Congress Races Against Time To Avoid Yet Another Shutdown

Lawmakers are reportedly scrapping several controversial riders in an effort to pass a massive bill to fund the government.

Lawmakers in Washington worked feverishly into the night on Monday to finalize a sweeping spending bill to fund the government through September and avert yet another government shutdown

Reports suggest lawmakers may scrap several controversial riders in an effort to get the bill passed before midnight on Friday, when funding for the government is set to dry up. Progress on the bill, which provides over a trillion dollars in funding, has been stymied by disagreements over President Donald Trump’s border wall and other several hot-button issues.

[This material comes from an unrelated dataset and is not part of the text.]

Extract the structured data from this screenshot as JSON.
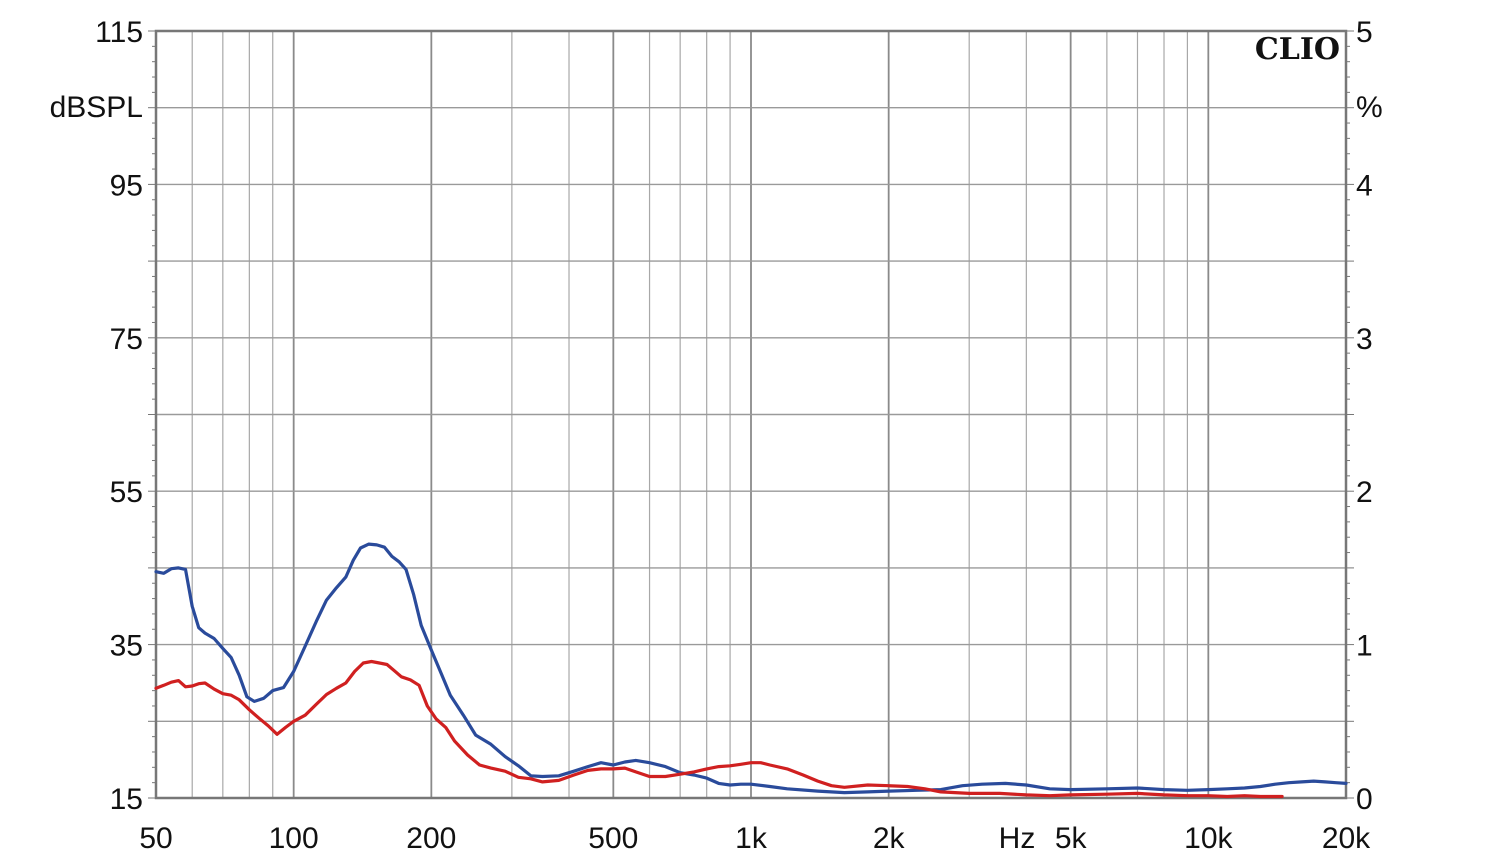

The White House has struggled to reach an agreement with Democrats on a plan to fund the wall in exchange for relief for beneficiaries of the Deferred Action for Childhood Arrivals program. The program, which Trump last year decided to end, allows undocumented immigrants who came to the U.S. as children to temporarily remain in the U.S.

A bipartisan health care package will likely also be excluded from the spending bill, lawmakers told CNN. The measure would have included federal subsidies aimed at driving down insurance premiums in the Obamacare marketplace.  Negotiations over the measure reached an impasse, however, after GOP lawmakers insisted on new abortion restrictions on those insurance plans. 

Federal funding to support the Gateway Program, a construction project to expand a rail line between Newark, New Jersey and New York City, will likely also be scrapped from the omnibus bill. President Trump had previously threatened to veto the legislation if it included federal payments for the program.

Other contested measures that will likely also fall to the wayside include gun control and a reform of how sexual harassment claims are handled on Capitol Hill.

This is the third time in as many months that the federal government is facing a potential shutdown. It may also be the last battle over spending before the November midterm elections.

House lawmakers are hoping to end debate and vote on the bill by Wednesday so that their Senate colleagues have sufficient time to do the same before the Friday deadline.